Public Comment
A Letter to Francis Ford Coppola About the Planned Demolition of the Shattuck Cinemas
Dear Mr. Coppola,
Reading about Megalopolis moves me to write you, out of deep anxiety for the future of our movie theaters and the ability to see movies communally on a big screen.
Berkeley apparently will lose the great ten-screen Shattuck Cinemas after the city showed no interest in saving the other Landmark-leased California Theatre earlier this year when the heirs of the owner rejected Landmark’s lease renewal offer. As you may know, the Shattuck Cinemas’ ten screens allowed for screenings of independent films and foreign films along with big budget films. From 2015 to 2020, a group of us who love film succeeded in delaying the previous developer who proposed to demolish them.
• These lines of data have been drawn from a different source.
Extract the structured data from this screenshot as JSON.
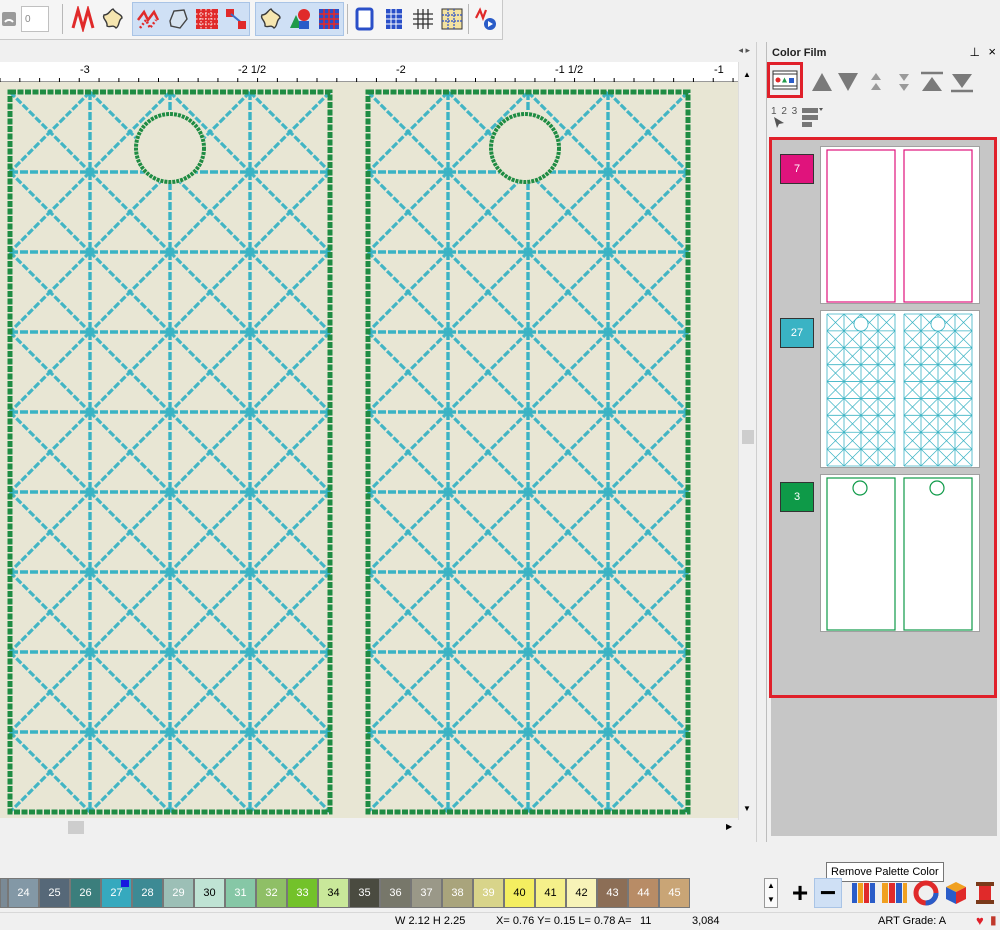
{
  "toolbar": {
    "stitch_field_value": "0",
    "groups": [
      {
        "name": "stitch-tools",
        "icons": [
          "zigzag-stitch-icon",
          "flower-stitch-icon"
        ]
      },
      {
        "name": "object-tools",
        "icons": [
          "fill-zigzag-icon",
          "crystal-shape-icon",
          "pattern-fill-icon",
          "reshape-icon"
        ]
      },
      {
        "name": "motif-tools",
        "icons": [
          "motif-flower-icon",
          "shapes-icon",
          "grid-pattern-icon"
        ]
      },
      {
        "name": "view-tools",
        "icons": [
          "hoop-frame-icon",
          "grid-frame-icon",
          "grid-lines-icon",
          "ruler-grid-icon"
        ]
      },
      {
        "name": "play-tools",
        "icons": [
          "stitch-player-icon"
        ]
      }
    ]
  },
  "ruler": {
    "labels": [
      "-3",
      "-2 1/2",
      "-2",
      "-1 1/2",
      "-1"
    ]
  },
  "panel": {
    "title": "Color Film",
    "pin_glyph": "⊥",
    "close_glyph": "×",
    "sort_label": "1 2 3",
    "rows": [
      {
        "number": "7",
        "color": "#e0137c",
        "thumb_stroke": "#e0137c",
        "thumb_type": "outline"
      },
      {
        "number": "27",
        "color": "#3ab3c4",
        "thumb_stroke": "#3ab3c4",
        "thumb_type": "grid"
      },
      {
        "number": "3",
        "color": "#0e9a48",
        "thumb_stroke": "#0e9a48",
        "thumb_type": "outline-circle"
      }
    ]
  },
  "palette": {
    "swatches": [
      {
        "label": "",
        "color": "#7a8a96",
        "text_color": "#ffffff"
      },
      {
        "label": "24",
        "color": "#8398a6",
        "text_color": "#ffffff"
      },
      {
        "label": "25",
        "color": "#566878",
        "text_color": "#ffffff"
      },
      {
        "label": "26",
        "color": "#3b7e7c",
        "text_color": "#ffffff"
      },
      {
        "label": "27",
        "color": "#36a9be",
        "text_color": "#ffffff",
        "current": true
      },
      {
        "label": "28",
        "color": "#3d8a94",
        "text_color": "#ffffff"
      },
      {
        "label": "29",
        "color": "#9cbfb6",
        "text_color": "#ffffff"
      },
      {
        "label": "30",
        "color": "#bfe3d4",
        "text_color": "#000000"
      },
      {
        "label": "31",
        "color": "#86c7a6",
        "text_color": "#ffffff"
      },
      {
        "label": "32",
        "color": "#8fbf66",
        "text_color": "#ffffff"
      },
      {
        "label": "33",
        "color": "#73c22a",
        "text_color": "#ffffff"
      },
      {
        "label": "34",
        "color": "#c9e89a",
        "text_color": "#000000"
      },
      {
        "label": "35",
        "color": "#4a4b40",
        "text_color": "#ffffff"
      },
      {
        "label": "36",
        "color": "#77776a",
        "text_color": "#ffffff"
      },
      {
        "label": "37",
        "color": "#9a9888",
        "text_color": "#ffffff"
      },
      {
        "label": "38",
        "color": "#a9a47c",
        "text_color": "#ffffff"
      },
      {
        "label": "39",
        "color": "#d8d48a",
        "text_color": "#ffffff"
      },
      {
        "label": "40",
        "color": "#f4ee60",
        "text_color": "#000000"
      },
      {
        "label": "41",
        "color": "#f5f08a",
        "text_color": "#000000"
      },
      {
        "label": "42",
        "color": "#f7f3b8",
        "text_color": "#000000"
      },
      {
        "label": "43",
        "color": "#8c6e56",
        "text_color": "#ffffff"
      },
      {
        "label": "44",
        "color": "#b88c66",
        "text_color": "#ffffff"
      },
      {
        "label": "45",
        "color": "#c9a576",
        "text_color": "#ffffff"
      }
    ],
    "add_glyph": "+",
    "remove_glyph": "−",
    "tooltip": "Remove Palette Color"
  },
  "status": {
    "dimensions": "W 2.12 H 2.25",
    "coords": "X= 0.76 Y= 0.15 L= 0.78 A=",
    "angle": "11",
    "stitches": "3,084",
    "grade": "ART Grade: A"
  },
  "colors": {
    "outline_green": "#1f8c43",
    "grid_teal": "#3ab3c4",
    "fabric": "#e8e6d4",
    "highlight_red": "#e0202a"
  }
}
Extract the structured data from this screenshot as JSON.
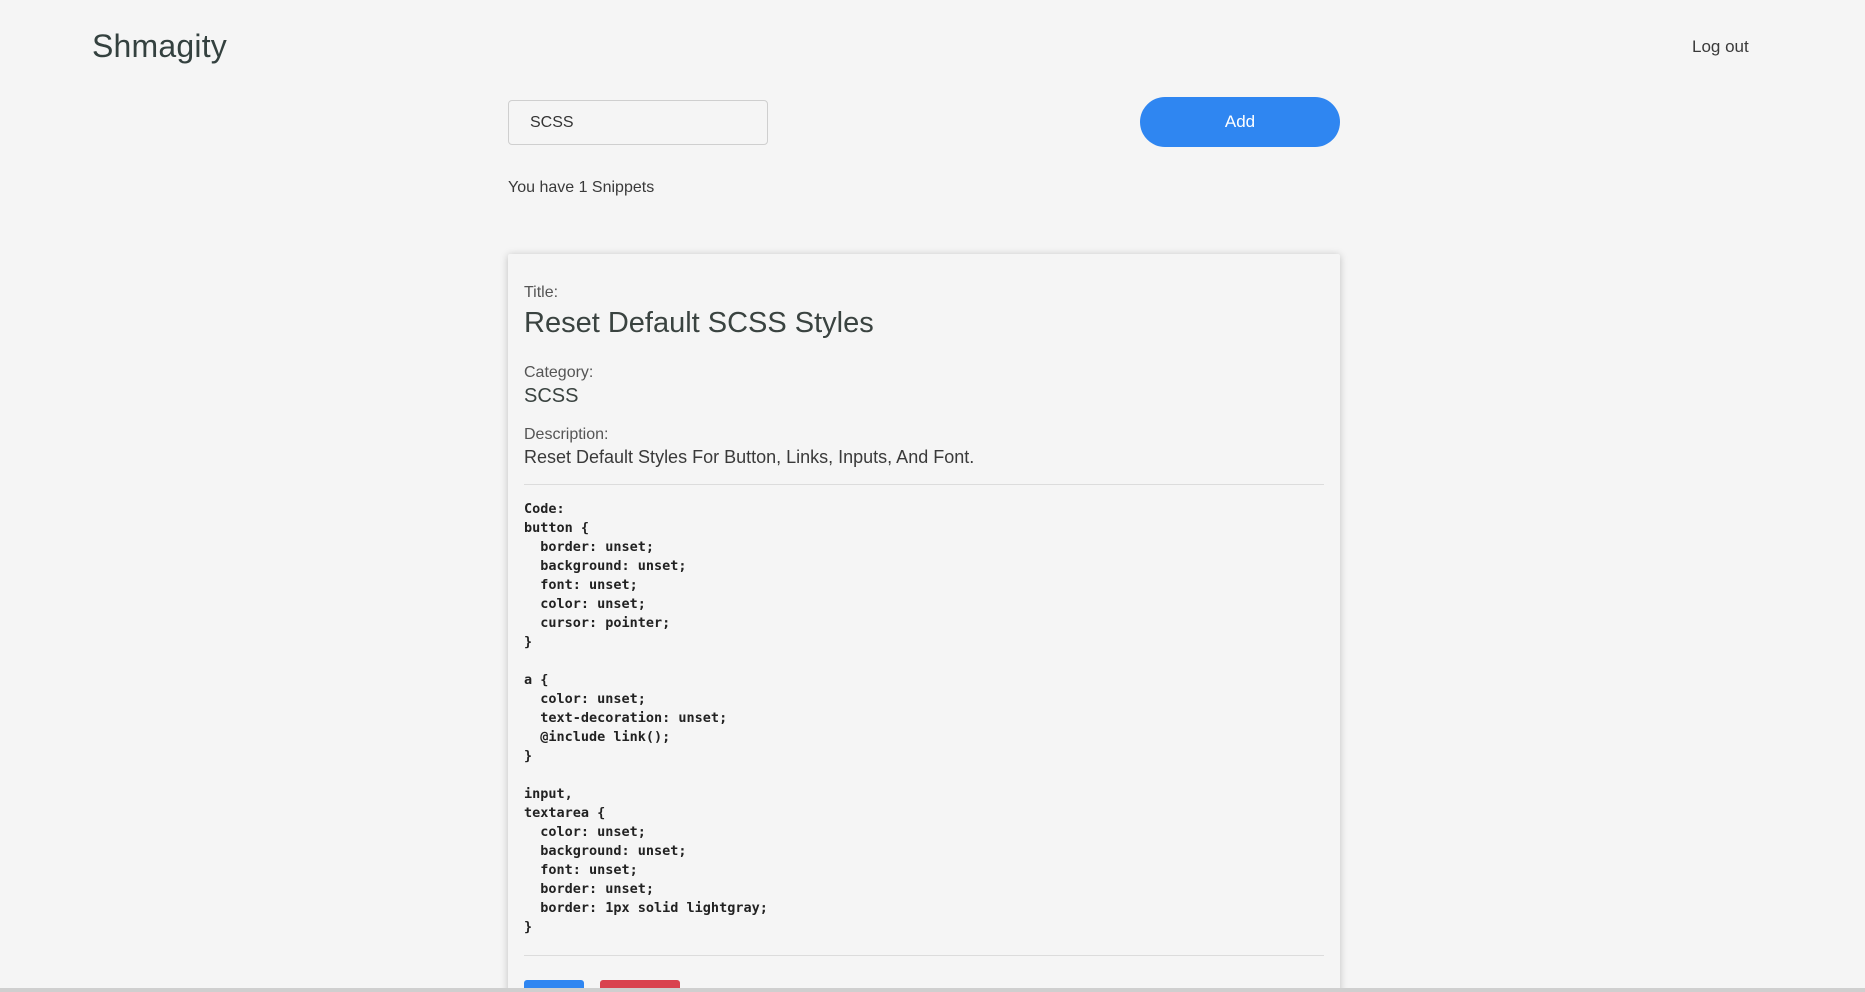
{
  "header": {
    "brand": "Shmagity",
    "logout_label": "Log out"
  },
  "toolbar": {
    "search_value": "SCSS",
    "add_label": "Add"
  },
  "snippets_count_text": "You have 1 Snippets",
  "snippet": {
    "title_label": "Title:",
    "title": "Reset Default SCSS Styles",
    "category_label": "Category:",
    "category": "SCSS",
    "description_label": "Description:",
    "description": "Reset Default Styles For Button, Links, Inputs, And Font.",
    "code": "Code:\nbutton {\n  border: unset;\n  background: unset;\n  font: unset;\n  color: unset;\n  cursor: pointer;\n}\n\na {\n  color: unset;\n  text-decoration: unset;\n  @include link();\n}\n\ninput,\ntextarea {\n  color: unset;\n  background: unset;\n  font: unset;\n  border: unset;\n  border: 1px solid lightgray;\n}"
  },
  "colors": {
    "accent": "#2f86f1",
    "danger": "#d9434f",
    "background": "#f5f5f5"
  }
}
The new developer proposes 8 instead of 18 stories but he too plans the demolition of the theater, as he told me himself. He dismissed movie theaters as now obsolete. But the city could require him to preserve the theater.
The capacity of Netflix et al to make movies accessible privately during COVID was a comfort. But I’d hate to see this convenience be allowed to displace the shared experience of seeing films on the big screen. Without movie theaters and their large screens and sound systems, I worry that we will lose great films. They need the financial support that comes from large-scale presentation, and viewers need the scale provided by big screens in movie theaters to enjoy the richness of a film made as a work of art.
Great films such as Apocalypse Now, Blade Runner, Atanarjuat, Claire Denis’ mysterious The Intruder, Jane Campion’s The Power of the Dog, and such significant foreign films as Honeyland, cannot be appreciated on a small screen and in a private home. Film as an art form requires the big screen. Viewing movies in a communal setting creates the exhilaration of sharing a momentous event and the satisfaction of the senses that art produces.
As I wrote to Kevin Holloway, President of Landmark, I was deeply grateful for Landmark’s reopening of the Shattuck Cinemas in Berkeley last year as the pandemic began to recede. It was a huge relief to be able to see some of the new films (I’d been keeping a list) under rigorously safe conditions, thanks to the Cinemas’ scheduling multiple screenings daily, including uncrowded afternoon showings.
Between the 1960s and 2010 or so, Berkeley was one of the best places in the world to see a wide range of films, popular blockbusters as well as foreign films, indie films, the low-budget quirky films I’ve always treasured. But we’ve steadily lost screens in recent years, mainly due to developers’ proposals for market-rate housing. The speculative development projects do not serve Berkeley’s urgent need for median- and low-income housing and are erasing our once-rich cultural diversity.
The renewed threat to the Shattuck Cinemas results from the sale of that property to a Chicago developer, fronted by Bill Schrader of the Austin Group. The property is part of the landmarked block that contains the 1910 Shattuck Hotel. The ten-screen theater represents the successful repurposing of a former department store; it includes hand-painted murals in the Egyptian- and Moroccan-themed theaters. With different-sized screening rooms, it has brought us a wide range of films. Before the pandemic, 275,000 to 300,000 movie viewers a year were coming to the Shattuck Cinemas in downtown Berkeley.
I spoke with John MacArthur, publisher of Harper’s, another film lover, about the possibility of the sort of forum Harper’s occasionally organizes, to discuss the future of movie theaters. Ultimately, the best solution might be that they re-emerge from the pandemic as non-profit businesses. I write you to ask if you are aware of any organized effort to defend our movie theaters across the country against the home-screen ventures and demolition by developers, so we can continue to see films on their big screens with other film lovers?